Сердар поспешно открыл его и, внимательно осмотрев то, что в нем было, сказал тихо, как бы про себя:

— Я так и думал!

В ящичке находилась половина лорнета, а внизу под ним пергаментная ленточка и на ней одно слово, написанное знакомой ему рукой: «Memento!» — «Помни!»

— Эдуард Кемпуэлл, — торжественным и серьезным голосом сказал Сердар,

— поблагодарите сэра Джона Инграхама за то, что ему пришла в голову мысль сделать воззвание к священному воспоминанию… воспоминанию, ради которого я ни в чем не могу отказать. Клянусь честью, что я сделаю все, что только в человеческих силах, чтобы спасти вашего отца.

Безумный крик радости был ответом на эти слова, и молодой англичанин бросился к ногам Сердара, смеясь, плача, жестикулируя, как безумный, и целуя его колени.

— Полно, успокойтесь, — сказал Сердар, подымая его, — приберегите вашу благодарность для сэра Джона Инграхама. Только ему одному будете вы обязаны жизнью своего отца, если мне удастся спасти его. Я возвращаю свой долг и не желаю никакой благодарности от вас. Я, напротив, должен благодарить вас за то, что вы доставили мне случай расплатиться. Позже вы поймете мои слова, теперь же я ничего больше не могу вам сказать. Слушайте меня внимательно Вы отправитесь со мной, потому что я вам в руки передам свой выкуп, т.е. вашего отца.

— Я не один. Моя младшая сестра Мари была так мужественна, что решилась сопровождать меня, и теперь ждет меня на французском пакетботе.

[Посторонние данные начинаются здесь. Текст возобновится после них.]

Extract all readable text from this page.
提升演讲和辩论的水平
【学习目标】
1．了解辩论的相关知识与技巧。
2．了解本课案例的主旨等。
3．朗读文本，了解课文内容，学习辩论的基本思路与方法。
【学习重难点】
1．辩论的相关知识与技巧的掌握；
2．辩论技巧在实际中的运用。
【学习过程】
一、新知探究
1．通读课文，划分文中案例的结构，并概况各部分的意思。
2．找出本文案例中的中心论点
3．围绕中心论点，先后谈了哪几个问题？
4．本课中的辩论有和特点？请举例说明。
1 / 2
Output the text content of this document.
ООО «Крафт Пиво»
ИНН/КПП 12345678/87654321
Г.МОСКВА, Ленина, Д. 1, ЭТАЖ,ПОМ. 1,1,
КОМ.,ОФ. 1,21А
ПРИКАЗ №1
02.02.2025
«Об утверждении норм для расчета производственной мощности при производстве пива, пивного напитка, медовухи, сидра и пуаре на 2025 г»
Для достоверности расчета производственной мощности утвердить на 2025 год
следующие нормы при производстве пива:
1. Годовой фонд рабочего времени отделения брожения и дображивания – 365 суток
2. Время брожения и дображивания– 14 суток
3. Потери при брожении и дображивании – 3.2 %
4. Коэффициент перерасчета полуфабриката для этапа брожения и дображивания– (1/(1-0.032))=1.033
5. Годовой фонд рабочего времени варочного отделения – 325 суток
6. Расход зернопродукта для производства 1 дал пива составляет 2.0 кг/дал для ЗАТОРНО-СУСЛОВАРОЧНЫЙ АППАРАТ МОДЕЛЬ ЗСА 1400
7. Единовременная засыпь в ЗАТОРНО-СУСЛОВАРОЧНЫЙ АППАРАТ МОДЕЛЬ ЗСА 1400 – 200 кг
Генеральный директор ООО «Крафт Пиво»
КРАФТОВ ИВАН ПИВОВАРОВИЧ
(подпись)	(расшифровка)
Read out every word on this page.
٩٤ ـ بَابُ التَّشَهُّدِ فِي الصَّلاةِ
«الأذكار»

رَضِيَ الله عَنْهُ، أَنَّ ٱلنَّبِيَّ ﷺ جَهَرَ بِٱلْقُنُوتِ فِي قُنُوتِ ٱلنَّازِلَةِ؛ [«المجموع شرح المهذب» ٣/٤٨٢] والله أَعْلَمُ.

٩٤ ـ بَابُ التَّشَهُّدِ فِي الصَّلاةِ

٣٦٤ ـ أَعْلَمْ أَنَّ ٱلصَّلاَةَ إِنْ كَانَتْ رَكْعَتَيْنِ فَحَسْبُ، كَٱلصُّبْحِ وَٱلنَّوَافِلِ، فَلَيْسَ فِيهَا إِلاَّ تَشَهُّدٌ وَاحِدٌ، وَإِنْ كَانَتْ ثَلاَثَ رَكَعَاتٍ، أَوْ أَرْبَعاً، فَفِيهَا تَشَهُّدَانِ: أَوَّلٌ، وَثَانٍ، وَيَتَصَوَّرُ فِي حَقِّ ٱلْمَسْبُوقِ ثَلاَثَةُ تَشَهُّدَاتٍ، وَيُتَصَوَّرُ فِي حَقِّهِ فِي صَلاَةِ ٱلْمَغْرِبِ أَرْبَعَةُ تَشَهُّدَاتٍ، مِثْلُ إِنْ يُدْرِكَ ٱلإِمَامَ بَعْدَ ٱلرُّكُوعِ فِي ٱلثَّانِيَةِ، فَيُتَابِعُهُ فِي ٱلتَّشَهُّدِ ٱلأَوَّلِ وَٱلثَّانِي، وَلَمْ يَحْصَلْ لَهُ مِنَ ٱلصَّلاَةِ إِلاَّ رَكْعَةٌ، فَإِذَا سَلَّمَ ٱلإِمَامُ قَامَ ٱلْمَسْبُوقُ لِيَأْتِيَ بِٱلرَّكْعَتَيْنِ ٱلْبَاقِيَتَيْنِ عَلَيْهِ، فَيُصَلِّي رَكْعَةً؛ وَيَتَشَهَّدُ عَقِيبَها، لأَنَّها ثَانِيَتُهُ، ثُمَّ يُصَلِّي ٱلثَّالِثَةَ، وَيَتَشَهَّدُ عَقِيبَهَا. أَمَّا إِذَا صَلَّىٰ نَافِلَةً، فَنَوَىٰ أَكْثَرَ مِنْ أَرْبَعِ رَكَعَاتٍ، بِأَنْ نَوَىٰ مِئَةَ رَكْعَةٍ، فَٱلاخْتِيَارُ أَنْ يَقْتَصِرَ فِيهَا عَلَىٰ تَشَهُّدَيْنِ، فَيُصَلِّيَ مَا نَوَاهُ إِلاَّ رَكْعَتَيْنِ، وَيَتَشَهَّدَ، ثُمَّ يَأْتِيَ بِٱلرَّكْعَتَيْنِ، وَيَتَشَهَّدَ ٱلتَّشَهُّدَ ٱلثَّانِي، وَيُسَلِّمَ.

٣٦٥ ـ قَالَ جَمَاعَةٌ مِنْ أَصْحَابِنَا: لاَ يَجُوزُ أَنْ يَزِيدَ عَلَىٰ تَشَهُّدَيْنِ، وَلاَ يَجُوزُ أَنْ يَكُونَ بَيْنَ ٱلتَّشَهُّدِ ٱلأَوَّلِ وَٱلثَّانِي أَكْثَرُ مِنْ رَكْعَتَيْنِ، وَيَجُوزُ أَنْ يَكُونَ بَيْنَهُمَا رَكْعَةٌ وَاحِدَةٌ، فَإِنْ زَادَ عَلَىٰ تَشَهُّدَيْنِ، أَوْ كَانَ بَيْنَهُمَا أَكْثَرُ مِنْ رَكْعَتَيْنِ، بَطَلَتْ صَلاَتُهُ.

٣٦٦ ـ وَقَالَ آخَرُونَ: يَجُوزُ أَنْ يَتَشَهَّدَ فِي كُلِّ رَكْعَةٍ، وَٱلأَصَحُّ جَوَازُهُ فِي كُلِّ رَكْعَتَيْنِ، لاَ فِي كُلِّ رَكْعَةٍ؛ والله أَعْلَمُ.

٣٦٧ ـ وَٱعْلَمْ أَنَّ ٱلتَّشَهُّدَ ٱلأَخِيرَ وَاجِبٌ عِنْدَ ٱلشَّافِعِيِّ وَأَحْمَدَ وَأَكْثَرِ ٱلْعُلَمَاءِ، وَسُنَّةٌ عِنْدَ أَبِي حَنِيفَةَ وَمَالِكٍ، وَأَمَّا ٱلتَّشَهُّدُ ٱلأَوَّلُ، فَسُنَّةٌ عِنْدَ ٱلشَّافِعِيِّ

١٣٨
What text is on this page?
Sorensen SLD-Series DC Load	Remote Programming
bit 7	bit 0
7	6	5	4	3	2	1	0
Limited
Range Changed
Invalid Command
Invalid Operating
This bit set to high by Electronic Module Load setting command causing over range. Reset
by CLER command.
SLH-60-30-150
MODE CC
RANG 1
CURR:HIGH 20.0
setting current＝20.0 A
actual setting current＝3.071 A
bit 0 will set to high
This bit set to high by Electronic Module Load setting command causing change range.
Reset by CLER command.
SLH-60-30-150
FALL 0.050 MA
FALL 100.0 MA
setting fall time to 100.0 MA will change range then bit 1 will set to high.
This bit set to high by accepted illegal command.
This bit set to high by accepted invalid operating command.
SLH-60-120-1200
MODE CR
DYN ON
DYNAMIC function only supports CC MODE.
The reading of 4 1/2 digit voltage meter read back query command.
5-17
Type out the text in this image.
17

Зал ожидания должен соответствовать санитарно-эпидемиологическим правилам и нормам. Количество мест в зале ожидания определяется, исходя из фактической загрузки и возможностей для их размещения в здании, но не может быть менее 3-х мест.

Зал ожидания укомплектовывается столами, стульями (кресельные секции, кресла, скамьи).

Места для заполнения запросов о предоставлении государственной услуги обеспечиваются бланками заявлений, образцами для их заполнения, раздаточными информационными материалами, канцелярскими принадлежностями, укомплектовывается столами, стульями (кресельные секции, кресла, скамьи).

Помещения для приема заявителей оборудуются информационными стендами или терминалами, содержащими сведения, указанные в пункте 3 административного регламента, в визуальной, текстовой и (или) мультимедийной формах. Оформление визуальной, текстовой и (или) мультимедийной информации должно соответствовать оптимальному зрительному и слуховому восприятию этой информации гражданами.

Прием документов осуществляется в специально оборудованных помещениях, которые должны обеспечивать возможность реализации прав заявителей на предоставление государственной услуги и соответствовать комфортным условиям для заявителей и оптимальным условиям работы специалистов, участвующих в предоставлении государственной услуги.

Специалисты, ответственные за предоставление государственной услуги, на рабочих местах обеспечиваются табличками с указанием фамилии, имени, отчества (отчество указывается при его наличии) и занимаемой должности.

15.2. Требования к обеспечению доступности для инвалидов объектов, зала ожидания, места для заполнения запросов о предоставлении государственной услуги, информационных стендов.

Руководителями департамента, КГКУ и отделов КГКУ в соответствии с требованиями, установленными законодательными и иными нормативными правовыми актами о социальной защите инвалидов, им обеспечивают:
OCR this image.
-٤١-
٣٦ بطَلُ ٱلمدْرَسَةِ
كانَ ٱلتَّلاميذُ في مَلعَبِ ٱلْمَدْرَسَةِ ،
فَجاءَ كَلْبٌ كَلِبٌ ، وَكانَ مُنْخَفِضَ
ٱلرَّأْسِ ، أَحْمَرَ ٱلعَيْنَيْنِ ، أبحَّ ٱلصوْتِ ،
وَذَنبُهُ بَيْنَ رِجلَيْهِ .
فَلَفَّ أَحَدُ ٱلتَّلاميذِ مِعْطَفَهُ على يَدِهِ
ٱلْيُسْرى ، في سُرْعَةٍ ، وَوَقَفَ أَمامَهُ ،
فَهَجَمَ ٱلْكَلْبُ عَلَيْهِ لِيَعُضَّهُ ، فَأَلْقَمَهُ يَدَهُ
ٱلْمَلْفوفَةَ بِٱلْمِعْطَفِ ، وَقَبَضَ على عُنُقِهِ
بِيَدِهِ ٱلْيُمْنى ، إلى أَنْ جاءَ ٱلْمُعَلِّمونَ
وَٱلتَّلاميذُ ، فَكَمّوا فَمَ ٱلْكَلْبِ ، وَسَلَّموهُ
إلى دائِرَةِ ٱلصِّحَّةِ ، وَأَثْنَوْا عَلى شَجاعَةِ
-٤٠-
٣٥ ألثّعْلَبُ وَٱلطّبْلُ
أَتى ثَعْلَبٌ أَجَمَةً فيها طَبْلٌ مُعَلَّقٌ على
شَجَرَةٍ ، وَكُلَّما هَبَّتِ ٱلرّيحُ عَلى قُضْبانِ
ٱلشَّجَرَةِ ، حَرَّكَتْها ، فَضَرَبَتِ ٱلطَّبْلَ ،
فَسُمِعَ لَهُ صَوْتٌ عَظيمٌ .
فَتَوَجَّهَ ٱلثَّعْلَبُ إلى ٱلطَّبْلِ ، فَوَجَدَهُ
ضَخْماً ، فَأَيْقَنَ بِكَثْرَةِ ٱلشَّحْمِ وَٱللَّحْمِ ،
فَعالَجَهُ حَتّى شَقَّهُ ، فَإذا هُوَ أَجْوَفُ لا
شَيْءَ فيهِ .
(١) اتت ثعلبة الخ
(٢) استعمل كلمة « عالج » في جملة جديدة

— Тем лучше… чем больше будет наш караван, тем легче скроем мы наши намерения. Вы в точности должны следовать всем моим инструкциям. Вы вернетесь на «Эриманту», которая завтра продолжает путь свой к Пондишери, вы подождете меня в этом городе, куда я прибуду недели через две самое позднее. Никто не должен подозревать, что вы родственник коменданта Гоурдвара, для чего вы должны назваться именем вашей матери, француженки, так, кажется вы сказали.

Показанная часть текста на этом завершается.